Read a book that is 100 miles of your location:

Read a book that is set more than 5,000 miles from your location: The Association of Small Bombs, by Karan Mahajan

Read a fantasy novel: Version Control, by Dexter Palmer

Read a nonfiction book about technology: Hidden Figures, by Margot Lee Shetterly

Read a book about war: American War, by Omar El Akkad

Read a YA or middle grade novel by an author who identifies as LGBTQ+:

Read a book that has been banned or frequently challenged in your country: This One Summer, by Mariko Tamaki and Jill Tamaki

Read a classic by an author of color: Amiable with Big Teeth, by Claude McKay

Read a superhero comic with a female lead: Rani Patel in Full Effect, by Sonia Patel (I make my own definitions of what is and isn’t a superhero. An outsider, a woman, who steps up and finds her voice? Superhero.)

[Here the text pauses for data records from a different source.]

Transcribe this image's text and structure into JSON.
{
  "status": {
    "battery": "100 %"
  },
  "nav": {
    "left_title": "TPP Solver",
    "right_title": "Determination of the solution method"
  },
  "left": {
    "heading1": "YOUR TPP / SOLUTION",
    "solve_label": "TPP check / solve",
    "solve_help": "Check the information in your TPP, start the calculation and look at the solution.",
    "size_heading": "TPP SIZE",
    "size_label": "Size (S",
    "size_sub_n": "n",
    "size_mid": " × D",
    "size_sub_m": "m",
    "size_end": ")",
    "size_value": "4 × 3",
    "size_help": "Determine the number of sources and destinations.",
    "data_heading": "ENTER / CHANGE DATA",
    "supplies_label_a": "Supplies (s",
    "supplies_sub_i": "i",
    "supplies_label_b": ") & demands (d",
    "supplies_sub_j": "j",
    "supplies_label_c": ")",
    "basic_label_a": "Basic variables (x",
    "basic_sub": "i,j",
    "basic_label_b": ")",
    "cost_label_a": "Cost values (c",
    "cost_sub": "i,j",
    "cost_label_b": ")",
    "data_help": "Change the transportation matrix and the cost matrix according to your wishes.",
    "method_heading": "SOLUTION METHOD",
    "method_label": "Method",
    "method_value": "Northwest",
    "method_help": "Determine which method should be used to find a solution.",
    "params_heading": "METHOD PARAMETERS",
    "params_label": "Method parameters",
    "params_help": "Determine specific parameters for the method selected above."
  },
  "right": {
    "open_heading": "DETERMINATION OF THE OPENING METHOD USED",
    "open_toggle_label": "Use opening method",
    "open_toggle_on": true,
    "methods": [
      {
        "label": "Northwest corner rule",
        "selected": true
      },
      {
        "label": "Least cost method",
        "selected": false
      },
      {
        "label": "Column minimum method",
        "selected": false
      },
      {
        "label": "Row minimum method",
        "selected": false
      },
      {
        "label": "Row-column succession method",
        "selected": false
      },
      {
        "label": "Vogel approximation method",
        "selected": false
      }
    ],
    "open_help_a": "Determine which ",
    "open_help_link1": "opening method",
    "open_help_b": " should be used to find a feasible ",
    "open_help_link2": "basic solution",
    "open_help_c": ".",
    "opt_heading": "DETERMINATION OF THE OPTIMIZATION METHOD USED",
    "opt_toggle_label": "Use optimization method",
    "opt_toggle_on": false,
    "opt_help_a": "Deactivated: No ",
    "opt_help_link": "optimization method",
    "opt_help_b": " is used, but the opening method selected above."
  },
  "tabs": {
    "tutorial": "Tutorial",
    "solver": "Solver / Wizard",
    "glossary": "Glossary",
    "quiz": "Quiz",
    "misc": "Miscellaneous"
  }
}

Read a book in which a character of color goes on a spiritual journey: When Dimple Met Rishi, by Sandhya Menon

Read an LGBTQ+ romance novel:

Read a book published by a micropress: Fish in Exile, by Vi Khi Nao

Read a collection of stories by a woman: Speak Gigantular, by Irenosen Okojie

Read a collection of poetry in translation on a theme other than love:

Read a book wherein all point-of-view characters are people of color: The Sun Is Also a Star, by Nicola Yoon

See? So much better than I thought it was going to be when I sat down, looked at what I had, and figured out what could go where.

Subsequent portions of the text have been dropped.